Up until that year Gowon remained strictly a career soldier with no involvement whatsoever in politics, until the tumultuous events of the year suddenly thrust him into a leadership role, when his unusual background as a Northerner who was neither of Hausa or Fulani ancestry nor of the Islamic faith made him a particularly safe choice to lead a nation whose population were seething with ethnic tension.

In January 1966, he became Nigeria's youngest military chief of staff at the age of 32, because a military coup d'état by a group of mostly Igbo junior officers under Major Chukwuma Kaduna Nzeogwu led to the overthrow of Nigeria's civilian government. In the course of this coup, mostly northern and western leaders were killed, including Sir Abubakar Tafawa Balewa, Nigeria's Prime Minister; Sir Ahmadu Bello, Sardauna of Sokoto and Premier of the Northern Region; and Samuel Akintola, Premier of the Western Region, Lt Col Arthur Unegbe and so many more. The then Lieutenant Colonel Gowon returned from his course at the Joint Staff College, Latimer UK two days before the coup – a late arrival that possibly exempted him from the coupist hit list. Success in twentieth century world affairs since 1919 and the subsequent failure by Major General Johnson Aguiyi-Ironsi (who was the head of state following the January 1966 coup-with Gowon his Chief of Staff) to meet Northern demands for the prosecution of the coup plotters further inflamed Northern anger. It should be noted that there was significant support for the coup plotters from both the Eastern Region as well as the mostly left-wing "Lagos-Ibadan" press.

Then came Ironsi's Decree Number 34, which proposed the abolition of the federal system of government in favor of a unitary state, a position which had long been championed by some Southerners-especially by a major section of the Igbo-dominated NCNC. This was perhaps wrongly interpreted by Northerners as a Southern (particularly Ibo) attempt at a takeover of all levers of power in the country. The North lagged badly behind the Western and Eastern regions in terms of education due to their religious related unacceptance of western education early, while the mostly-Igbo Easterners were already present in the federal civil service. On 29 July 1966, while Ironsi was staying at Government House in Ibadan, northern troops led by Major Theophilus Danjuma and Captain Martin Adamu stormed the building, seized Ironsi and his host, Lieutenant Colonel Adekunle Fajuyi, and subsequently had the two men stripped naked, flogged and beaten, and finally shot. Other northern troops, led by Lieutenant Colonel Murtala Mohammed, the real leader of the counter-coup and who later succeeded Yakubu Gowon as head of state, then seized the Ikeja airport in Lagos. Several Igbo and Eastern minority officers were killed during the counter-coup.

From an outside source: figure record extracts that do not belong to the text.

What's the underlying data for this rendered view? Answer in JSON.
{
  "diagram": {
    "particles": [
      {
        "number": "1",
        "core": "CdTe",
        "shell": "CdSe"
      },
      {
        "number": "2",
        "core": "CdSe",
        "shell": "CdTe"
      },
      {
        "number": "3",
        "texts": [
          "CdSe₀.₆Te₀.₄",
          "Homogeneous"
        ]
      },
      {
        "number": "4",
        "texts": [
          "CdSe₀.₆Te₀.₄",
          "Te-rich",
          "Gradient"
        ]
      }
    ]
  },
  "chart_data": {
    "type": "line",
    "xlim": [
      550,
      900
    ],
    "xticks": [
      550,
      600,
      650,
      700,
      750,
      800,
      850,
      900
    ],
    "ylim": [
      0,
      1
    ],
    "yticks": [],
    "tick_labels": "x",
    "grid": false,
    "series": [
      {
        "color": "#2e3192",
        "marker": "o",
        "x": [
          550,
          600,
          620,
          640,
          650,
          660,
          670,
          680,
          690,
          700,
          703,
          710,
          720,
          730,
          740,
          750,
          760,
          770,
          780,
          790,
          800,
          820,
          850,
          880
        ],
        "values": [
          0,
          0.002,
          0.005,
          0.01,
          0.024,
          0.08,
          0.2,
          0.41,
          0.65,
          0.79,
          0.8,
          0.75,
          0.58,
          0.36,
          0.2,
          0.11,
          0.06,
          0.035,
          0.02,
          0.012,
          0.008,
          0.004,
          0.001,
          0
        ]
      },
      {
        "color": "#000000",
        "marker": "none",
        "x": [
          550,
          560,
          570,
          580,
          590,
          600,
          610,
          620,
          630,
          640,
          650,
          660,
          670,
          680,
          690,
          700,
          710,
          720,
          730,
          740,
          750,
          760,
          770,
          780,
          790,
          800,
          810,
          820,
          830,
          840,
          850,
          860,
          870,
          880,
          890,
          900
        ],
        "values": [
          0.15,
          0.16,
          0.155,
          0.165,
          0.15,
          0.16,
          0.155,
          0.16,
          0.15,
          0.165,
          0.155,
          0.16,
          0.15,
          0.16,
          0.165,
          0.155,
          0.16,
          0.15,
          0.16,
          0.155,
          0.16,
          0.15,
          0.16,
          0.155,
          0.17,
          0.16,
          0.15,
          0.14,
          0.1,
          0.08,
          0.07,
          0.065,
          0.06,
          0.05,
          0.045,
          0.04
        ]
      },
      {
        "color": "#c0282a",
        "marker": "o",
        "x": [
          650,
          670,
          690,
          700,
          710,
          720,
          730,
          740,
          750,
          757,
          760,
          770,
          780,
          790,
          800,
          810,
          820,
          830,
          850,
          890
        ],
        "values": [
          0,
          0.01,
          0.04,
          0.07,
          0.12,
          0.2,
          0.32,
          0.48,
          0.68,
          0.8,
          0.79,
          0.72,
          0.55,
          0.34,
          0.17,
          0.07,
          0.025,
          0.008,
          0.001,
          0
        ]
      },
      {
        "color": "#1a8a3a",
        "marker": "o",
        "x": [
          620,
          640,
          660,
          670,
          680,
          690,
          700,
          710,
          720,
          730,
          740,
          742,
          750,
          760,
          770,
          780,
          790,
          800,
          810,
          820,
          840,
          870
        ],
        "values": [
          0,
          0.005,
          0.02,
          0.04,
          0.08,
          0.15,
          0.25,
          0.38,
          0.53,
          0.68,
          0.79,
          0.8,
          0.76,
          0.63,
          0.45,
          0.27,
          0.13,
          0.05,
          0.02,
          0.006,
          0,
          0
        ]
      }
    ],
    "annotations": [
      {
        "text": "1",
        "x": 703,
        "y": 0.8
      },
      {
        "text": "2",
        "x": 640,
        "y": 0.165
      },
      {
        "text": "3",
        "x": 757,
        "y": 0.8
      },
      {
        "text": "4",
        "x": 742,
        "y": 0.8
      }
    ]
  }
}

The original intention of Murtala Mohammed and his fellow coup-plotters seems to have been to engineer the secession of the Northern region from Nigeria as a whole, but they were subsequently dissuaded of their plans by several advisors, amongst which included a number of high ranking civil servants and judges, and importantly emissaries of the British and American governments who had interests in the Nigerian polity. The young officers then decided to name Lieutenant Colonel Gowon, who apparently had not been actively involved in events until that point, as Nigerian Head of State. On ascent to power Gowon reversed Ironsi's abrogation of the federal principle.